CSCMP EDGE runs through Wednesday, October 2, at Nashville’s Gaylord Opryland Hotel & Resort.
The relationship between shippers and third-party logistics services providers (3PLs) is at the core of successful supply chain management—so getting that relationship right is vital. A panel of industry experts from both sides of the aisle weighed in on what it takes to create strong 3PL/shipper partnerships on day two of the CSCMP EDGE conference, being held this week in Nashville.
Trust, empathy, and transparency ranked high on the list of key elements required for success in all aspects of the partnership, but there are some specifics for each step of the journey.

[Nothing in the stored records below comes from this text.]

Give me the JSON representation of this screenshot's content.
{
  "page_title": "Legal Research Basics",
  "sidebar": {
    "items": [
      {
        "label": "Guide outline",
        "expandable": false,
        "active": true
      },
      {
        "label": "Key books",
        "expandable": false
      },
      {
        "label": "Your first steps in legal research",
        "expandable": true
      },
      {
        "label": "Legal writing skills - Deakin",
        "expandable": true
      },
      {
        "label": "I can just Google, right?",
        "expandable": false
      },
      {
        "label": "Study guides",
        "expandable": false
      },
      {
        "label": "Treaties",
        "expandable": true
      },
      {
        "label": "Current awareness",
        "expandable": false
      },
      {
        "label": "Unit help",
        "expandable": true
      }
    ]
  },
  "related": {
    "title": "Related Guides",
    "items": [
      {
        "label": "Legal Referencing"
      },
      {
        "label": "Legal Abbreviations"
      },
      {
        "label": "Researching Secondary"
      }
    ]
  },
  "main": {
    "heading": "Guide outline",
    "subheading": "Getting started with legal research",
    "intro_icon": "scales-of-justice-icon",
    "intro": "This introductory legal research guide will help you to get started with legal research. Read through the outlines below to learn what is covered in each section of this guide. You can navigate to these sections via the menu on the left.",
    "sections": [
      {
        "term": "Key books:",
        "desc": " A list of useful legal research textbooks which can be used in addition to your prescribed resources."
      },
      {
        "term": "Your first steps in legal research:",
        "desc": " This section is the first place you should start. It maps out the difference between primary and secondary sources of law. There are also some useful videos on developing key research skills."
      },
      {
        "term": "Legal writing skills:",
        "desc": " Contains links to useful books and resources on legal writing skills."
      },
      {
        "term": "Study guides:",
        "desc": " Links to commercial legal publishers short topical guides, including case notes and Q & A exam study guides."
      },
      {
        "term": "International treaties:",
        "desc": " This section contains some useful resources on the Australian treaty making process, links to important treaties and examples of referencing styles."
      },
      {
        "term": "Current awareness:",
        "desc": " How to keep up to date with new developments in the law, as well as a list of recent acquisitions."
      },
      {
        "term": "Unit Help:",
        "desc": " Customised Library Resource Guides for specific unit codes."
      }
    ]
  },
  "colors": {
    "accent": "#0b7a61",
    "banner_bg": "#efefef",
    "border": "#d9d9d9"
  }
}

The panel recommended a handful of actions that should take place early on, including:
Establish relationships.
For 3PLs, understand and get to the heart of the shipper’s data.
Also for 3PLs: Understand the shipper’s reason for outsourcing to a 3PL, along with the shipper’s ultimate goals.
Understand company cultures and be sure they align.
Nurture long-term relationships with good communication.
For shippers, be transparent so that the 3PL fully understands your business.
And there are also some “non-negotiables” when it comes to managing the relationship:
3PLs must demonstrate their commitment to engaging with the shipper’s personnel.
3PLs must also demonstrate their commitment to process discipline, continuous improvement, and innovation.
Shippers should ensure that they understand the 3PL’s demonstrated implementation capabilities—ask to visit established clients.
Trust—which takes longer to establish than both sides may expect.
EDGE 2024 is sponsored by the Council of Supply Chain Management Professionals (CSCMP) and runs through Wednesday, October 2, at the Gaylord Opryland Resort & Convention Center in Nashville.